De nos jours, l’usure est un délit pénal pour les prêts accordés à des personnes physiques. L’usure est constituée lorsque le taux d’intérêt dépasse le taux fixé par la loi.

La règle

  1. Les sources scripturaires :

    •Ancien testament.
    « L’exode » : interdiction de demander un intérêt a l’occasion d’un prêt à quelqu’un dans le besoin.
    « Le Lévitique » : interdiction de l’intérêt dans les prêts entre « frères ».
    « Le Deutéronome » : même chose.
    Donc ne concerne que l’homme de même race, le « frère »

    •Les philosophes grecs.
    Platon (« la République ») : Craintes à l’égard du cosmopolitisme financier.
    Aristote (« La Politique »). « nummus non parit nummos » l’argent n’engendre pas l’argent.

    •La doctrine évangélique.
    Le Christ apprend à prêter de manière désintéressée.(St Luc).

    2. Les normes.
    •Interdiction aux clercs (ecclésiastiques) dès le 4ème siècle.
    •Interdiction générale par l’ « Admonitio Generalis » d’Aix la Chapelle de Charlemagne en 789.
    •Législation conciliaire revient régulièrement sur l’interdiction.

    3. Les sanctions.
    •Peines sévères :
    _excommunication ; privation de sépulture chrétienne
    _restitution des sommes ou des biens mal acquis ; incapacité ;annulation du testament ; amendes.
    •Compétence des tribunaux ecclésiastiques. Mais possible de poursuivre devant juridiction seigneuriales ou royales.

    4. Justification de l’interdiction.
    •Idée que le gain se justifie seulement par le travail corporel ou intellectuel de l’homme.
    •Le prêt dois être une œuvre de charité faite à quelqu’un dans le besoin.
    •Le temps n’appartient qu’à Dieu ; l’homme n’en est pas le maître.

    5. Conséquences pratiques.
    •Frein, surtout pour les prêts à la consommation.
    •L’activité de prêt est exercée par les hétérodoxes, notamment les juifs. Des chrétiens vont également le pratiquer, se mettant en marge de la communauté ecclésiale : les Lombards et les Cahorsiens.
    •L’interdiction n’était probablement appliquée avec rigueur que dans le cas de prêt à la consommation ave intérêt excessif (multiplicité de textes religieux qui évoques cette question).

les fraudes.

Pour contourner l’interdiction de la stipulation d’intérêts dans le contrat de prêt :1. le contrat de mort-gage.
Les emprunteurs affectent en garantie de leur dette des biens ou leur personne. Les revenus du bien ou le travail constituent le profit du prêteur.

2. La simulation.
Les emprunteurs dissimulent un acte illicite sous la forme d’un acte juridiquement valable. La stipulation d’intérêt n’est pas ostensible (soucis pour le préteur d’éviter l’annulation du contrat pour usure).

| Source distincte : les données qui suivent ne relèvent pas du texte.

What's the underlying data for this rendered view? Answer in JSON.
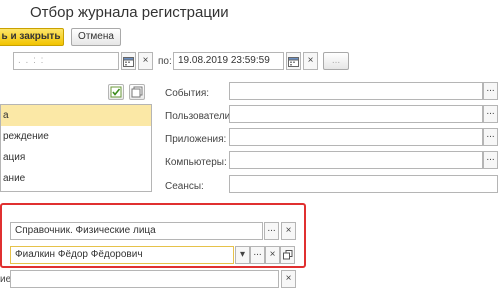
{
  "window": {
    "title": "Отбор журнала регистрации"
  },
  "toolbar": {
    "apply_close_label": "ь и закрыть",
    "cancel_label": "Отмена"
  },
  "period": {
    "from_placeholder": ". .   : :",
    "to_label": "по:",
    "to_value": "19.08.2019 23:59:59",
    "more_label": "..."
  },
  "levels": {
    "items": [
      "а",
      "реждение",
      "ация",
      "ание"
    ],
    "selected_index": 0
  },
  "filters": {
    "events_label": "События:",
    "users_label": "Пользователи:",
    "apps_label": "Приложения:",
    "computers_label": "Компьютеры:",
    "sessions_label": "Сеансы:"
  },
  "data_filter": {
    "metadata_value": "Справочник. Физические лица",
    "data_value": "Фиалкин Фёдор Фёдорович",
    "presentation_label": "ие",
    "presentation_value": ""
  },
  "icons": {
    "calendar": "calendar-icon",
    "clear": "×",
    "select": "...",
    "dropdown": "▾",
    "open": "open-icon"
  },
  "colors": {
    "primary_button": "#f2c400",
    "selected_row": "#fbe8a6",
    "highlight_border": "#e03030"
  }
}
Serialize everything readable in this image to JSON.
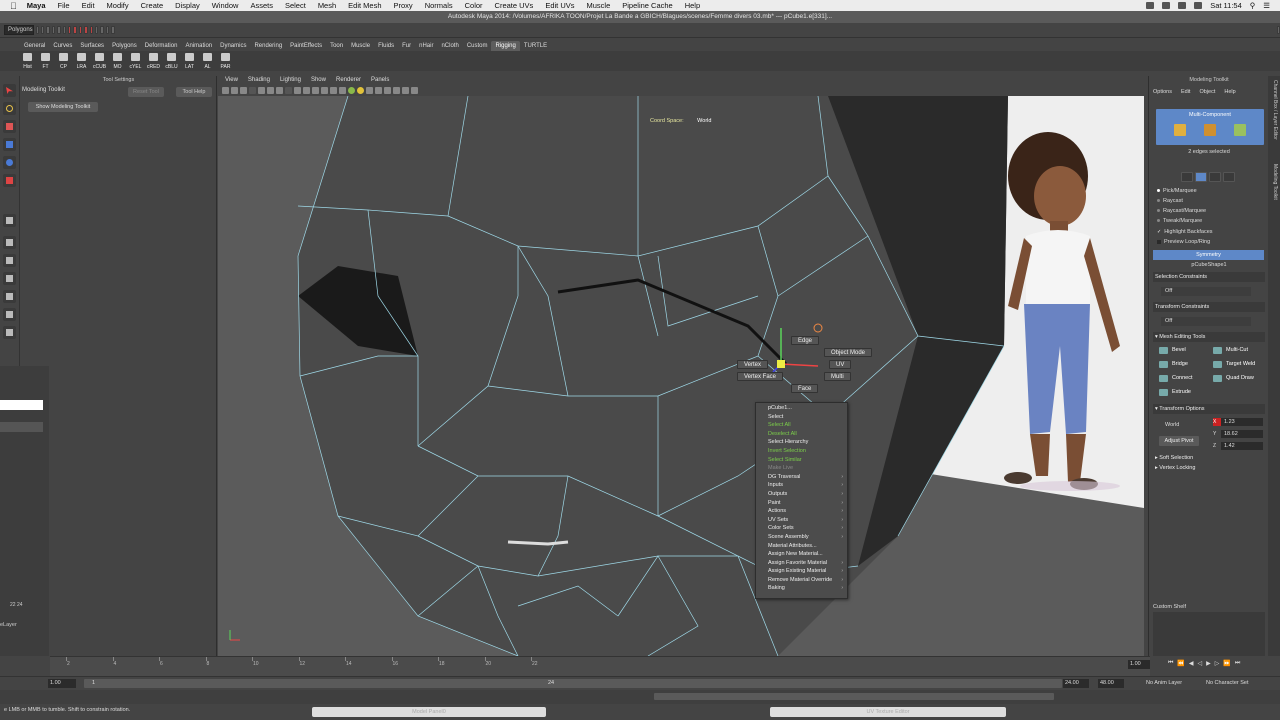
{
  "macbar": {
    "app": "Maya",
    "menus": [
      "File",
      "Edit",
      "Modify",
      "Create",
      "Display",
      "Window",
      "Assets",
      "Select",
      "Mesh",
      "Edit Mesh",
      "Proxy",
      "Normals",
      "Color",
      "Create UVs",
      "Edit UVs",
      "Muscle",
      "Pipeline Cache",
      "Help"
    ],
    "clock": "Sat 11:54"
  },
  "window_title": "Autodesk Maya 2014: /Volumes/AFRIKA TOON/Projet La Bande a GBICH/Blagues/scenes/Femme divers 03.mb*   ---   pCube1.e[331]...",
  "statusline": {
    "mode": "Polygons"
  },
  "shelf_tabs": [
    "General",
    "Curves",
    "Surfaces",
    "Polygons",
    "Deformation",
    "Animation",
    "Dynamics",
    "Rendering",
    "PaintEffects",
    "Toon",
    "Muscle",
    "Fluids",
    "Fur",
    "nHair",
    "nCloth",
    "Custom",
    "Rigging",
    "TURTLE"
  ],
  "shelf_buttons": [
    "Hist",
    "FT",
    "CP",
    "LRA",
    "cCUB",
    "MO",
    "cYEL",
    "cRED",
    "cBLU",
    "LAT",
    "AL",
    "PAR"
  ],
  "tool_settings": {
    "title": "Tool Settings",
    "tool_name": "Modeling Toolkit",
    "reset_label": "Reset Tool",
    "help_label": "Tool Help",
    "show_label": "Show Modeling Toolkit"
  },
  "viewport": {
    "menus": [
      "View",
      "Shading",
      "Lighting",
      "Show",
      "Renderer",
      "Panels"
    ],
    "coord_space_label": "Coord Space:",
    "coord_space_value": "World"
  },
  "marking_menu": {
    "edge": "Edge",
    "object_mode": "Object Mode",
    "vertex": "Vertex",
    "uv": "UV",
    "vertex_face": "Vertex Face",
    "multi": "Multi",
    "face": "Face"
  },
  "context_menu": [
    {
      "label": "pCube1...",
      "style": "normal",
      "sub": false
    },
    {
      "label": "Select",
      "style": "normal",
      "sub": false
    },
    {
      "label": "Select All",
      "style": "green",
      "sub": false
    },
    {
      "label": "Deselect All",
      "style": "green",
      "sub": false
    },
    {
      "label": "Select Hierarchy",
      "style": "normal",
      "sub": false
    },
    {
      "label": "Invert Selection",
      "style": "green",
      "sub": false
    },
    {
      "label": "Select Similar",
      "style": "green",
      "sub": false
    },
    {
      "label": "Make Live",
      "style": "dim",
      "sub": false
    },
    {
      "label": "DG Traversal",
      "style": "normal",
      "sub": true
    },
    {
      "label": "Inputs",
      "style": "normal",
      "sub": true
    },
    {
      "label": "Outputs",
      "style": "normal",
      "sub": true
    },
    {
      "label": "Paint",
      "style": "normal",
      "sub": true
    },
    {
      "label": "Actions",
      "style": "normal",
      "sub": true
    },
    {
      "label": "UV Sets",
      "style": "normal",
      "sub": true
    },
    {
      "label": "Color Sets",
      "style": "normal",
      "sub": true
    },
    {
      "label": "Scene Assembly",
      "style": "normal",
      "sub": true
    },
    {
      "label": "Material Attributes...",
      "style": "normal",
      "sub": false
    },
    {
      "label": "Assign New Material...",
      "style": "normal",
      "sub": false
    },
    {
      "label": "Assign Favorite Material",
      "style": "normal",
      "sub": true
    },
    {
      "label": "Assign Existing Material",
      "style": "normal",
      "sub": true
    },
    {
      "label": "Remove Material Override",
      "style": "normal",
      "sub": true
    },
    {
      "label": "Baking",
      "style": "normal",
      "sub": true
    }
  ],
  "modeling_toolkit": {
    "title": "Modeling Toolkit",
    "menus": [
      "Options",
      "Edit",
      "Object",
      "Help"
    ],
    "multi_component": "Multi-Component",
    "edges_selected": "2 edges selected",
    "pick_modes": [
      "Pick/Marquee",
      "Raycast",
      "Raycast/Marquee",
      "Tweak/Marquee"
    ],
    "highlight_backfaces": "Highlight Backfaces",
    "preview_loop": "Preview Loop/Ring",
    "symmetry": "Symmetry",
    "shape_name": "pCubeShape1",
    "selection_constraints": "Selection Constraints",
    "sc_value": "Off",
    "transform_constraints": "Transform Constraints",
    "tc_value": "Off",
    "mesh_editing_tools": "Mesh Editing Tools",
    "tools": [
      "Bevel",
      "Multi-Cut",
      "Bridge",
      "Target Weld",
      "Connect",
      "Quad Draw",
      "Extrude"
    ],
    "transform_options": "Transform Options",
    "world": "World",
    "adjust_pivot": "Adjust Pivot",
    "x": "1.23",
    "y": "18.62",
    "z": "1.42",
    "x_label": "X",
    "y_label": "Y",
    "z_label": "Z",
    "soft_selection": "Soft Selection",
    "vertex_locking": "Vertex Locking",
    "custom_shelf": "Custom Shelf"
  },
  "side_tabs": [
    "Channel Box / Layer Editor",
    "Modeling Toolkit"
  ],
  "timeline": {
    "ticks": [
      "2",
      "4",
      "6",
      "8",
      "10",
      "12",
      "14",
      "16",
      "18",
      "20",
      "22"
    ],
    "current_frame": "1.00",
    "range_start": "1.00",
    "range_inner_start": "1",
    "range_inner_end": "24",
    "end1": "24.00",
    "end2": "48.00",
    "anim_layer": "No Anim Layer",
    "character_set": "No Character Set"
  },
  "left_panel": {
    "layer_text": "eLayer",
    "nums": "22  24"
  },
  "help_line": "e LMB or MMB to tumble. Shift to constrain rotation.",
  "bottom_panels": [
    "Model Panel0",
    "UV Texture Editor"
  ]
}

3. Majoration de la somme réellement prêtée.
L’emprunteur reconnaît dans l’acte devoir une somme supérieure à ce qu’il a perçu.

4. Constitution de rente.
L’emprunteur s’engage à payer au bailleur de fonds une rente perpétuelle ou rachetable, la rente représentant alors l’intérêt du capital emprunté.

5. Vente à réméré.
Vente d’un immeuble avec stipulation d’un prix supérieur à celui réellement versé, et engagement à le racheter à terme, au prix stipulé. La différence entre le prix stipulé et la somme versée est l’intérêt.

6. Bail à cheptel.
Mention dans le contrat d’un nombre de têtes de bétail apporté supérieur à la réalité. Le preneur devra prélever sur sa part de croît pour compléter le nombre de bêtes à rendre.

7. Le change sec.
Utilisation de deux lettres de change en sens inverse et d’un montant légèrement différent.

Les exceptions légales .

Au 12ème et 13ème siècle, pour s’adapter à une économie en développement, l’Eglise est conduite à assouplir sa rigueur, en admettant quelques exceptions à l’interdiction de l’usure. Elles ne concernent pas le prêt à la consommation , le « mutuum ».
Ces assouplissements sont justifiées par le risque de l’opération.

•Exception si « periculum sortis » (risque élevé couru par le capital avancé). En matière de prêt maritime à la grosse aventure.
•Evolution en admettant que l’avance d’argent entraîne une perte éventuelle(« damnum emergens ») ou un manque à gagner(« lucrum cessans »),justifiant un intérêt en dédommagement.
•La différence de lieu en cas de transfert de fonds, représente un risque qui peut être compensé par un dédommagement.
•L’Eglise admet la validité du contrat de société dès le 12ème siècle.
•Elle admet aussi la levée de l’interdiction pour les opérations de foire.